Latinx storylines in film have historically been limited to tropes like the gang member and the sexy Latina and a recent study proves there’s still a long way to go.
Dr. Stacy L. Smith and the USC Annenberg Inclusion Initiative in partnership with the National Association of Latino Independent Producers (NALIP) and Wise Entertainment released a report in 2019 about the state of Latinx representation in films and it proved how limited it is. Latino actors made up only 4.5 percent of 47,268 speaking roles in the 100 top-grossing U.S. movies from the past 12 years and only 3 percent were leads or co-leads. Furthermore, 24 percent of all Latinx speaking characters across 200 popular films were shown to be criminals and 12 percent were “temperamental or angry.” Thirty-six percent were isolated, without community, or anything specifically tying them to their heritage.
Being a part of In the Heights is a way to be a part of something that features fully developed Latinx characters AND delivers on the cultura’s love of music and dance.
“We’re here with a dream and anything is possible through adversity through resilience. And through it all, we celebrate because joy is necessary. You will see that throughout the film with the music and how thoughtfully it was written.”

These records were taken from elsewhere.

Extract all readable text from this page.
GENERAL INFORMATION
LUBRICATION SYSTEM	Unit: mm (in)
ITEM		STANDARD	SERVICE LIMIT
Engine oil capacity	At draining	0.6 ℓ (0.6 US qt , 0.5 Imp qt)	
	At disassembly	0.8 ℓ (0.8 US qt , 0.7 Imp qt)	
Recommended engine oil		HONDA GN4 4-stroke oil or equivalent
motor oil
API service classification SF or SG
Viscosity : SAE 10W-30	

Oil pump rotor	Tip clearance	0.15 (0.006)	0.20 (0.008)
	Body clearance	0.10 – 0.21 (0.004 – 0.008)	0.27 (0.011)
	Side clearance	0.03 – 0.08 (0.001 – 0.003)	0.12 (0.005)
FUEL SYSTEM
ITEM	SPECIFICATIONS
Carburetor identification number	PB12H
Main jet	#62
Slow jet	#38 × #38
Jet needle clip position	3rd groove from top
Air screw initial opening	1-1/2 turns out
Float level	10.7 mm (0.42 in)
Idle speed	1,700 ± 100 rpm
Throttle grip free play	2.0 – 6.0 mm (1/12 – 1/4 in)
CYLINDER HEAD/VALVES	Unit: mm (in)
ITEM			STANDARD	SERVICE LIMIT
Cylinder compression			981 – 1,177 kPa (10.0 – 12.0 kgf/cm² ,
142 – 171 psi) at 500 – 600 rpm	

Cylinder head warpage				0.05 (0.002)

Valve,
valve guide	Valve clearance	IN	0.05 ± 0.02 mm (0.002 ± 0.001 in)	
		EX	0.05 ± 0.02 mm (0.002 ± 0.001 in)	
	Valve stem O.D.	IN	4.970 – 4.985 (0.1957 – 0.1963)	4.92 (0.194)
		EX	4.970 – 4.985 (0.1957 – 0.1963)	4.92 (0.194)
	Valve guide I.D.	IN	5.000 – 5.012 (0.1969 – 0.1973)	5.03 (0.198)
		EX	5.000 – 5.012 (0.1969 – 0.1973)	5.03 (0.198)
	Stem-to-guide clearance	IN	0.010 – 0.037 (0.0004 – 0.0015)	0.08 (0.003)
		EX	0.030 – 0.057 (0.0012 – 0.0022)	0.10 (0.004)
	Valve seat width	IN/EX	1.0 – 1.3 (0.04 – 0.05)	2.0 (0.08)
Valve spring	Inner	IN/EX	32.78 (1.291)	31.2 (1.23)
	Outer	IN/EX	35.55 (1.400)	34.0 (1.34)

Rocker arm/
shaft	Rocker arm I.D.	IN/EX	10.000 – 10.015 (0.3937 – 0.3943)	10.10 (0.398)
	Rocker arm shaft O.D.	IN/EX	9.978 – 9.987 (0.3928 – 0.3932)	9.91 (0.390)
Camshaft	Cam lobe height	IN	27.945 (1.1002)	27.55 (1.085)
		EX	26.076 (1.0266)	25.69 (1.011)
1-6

Filming began in June of 2019 and Polanco says that everyone from the cast to the writers and director “lead by example” and allowed for her to feel included as both an actress and artist. After delays due to the pandemic, the film is set to premiere June 11 in theaters and HBO Max and for Polanco she hopes that sense of unity extends to the audience especially after how difficult 2020 was for everyone. “Let’s take a moment to really learn from each other, to educate each other, most important, let’s take a moment to celebrate our cultural differences.”
The musical In the Heights premiered on Broadway in 2008 and was awarded the Tony for best musical but now the film has a chance to truly amplify Latinx culture and stories.
“We’re so used to asking for less, just to ask to occupy space. As Latinos, we’re like, ‘Please just let us make our little movie.’ And Jon, on every step of the way, he was like, ‘Nope, this is a big movie.’ These guys have big dreams, we’re allowed to go that big,” Miranda said during the virtual event in March.
For Polanco, the film is a step in the right direction but the work to tell our diverse array of stories in Hollywood continues.
“What I’m hoping is that all the hard work from every person that was part of this film transcends on that screen and connects with everyone and that it’s impactful that it’s going to be a part of our history, our present, and our future. We must continue to write, we must continue to direct, we must continue to fight for what is right, and understand that there’s no mold. And that’s what I love, walking into this I’ve broken barriers and I will continue to break the mold.”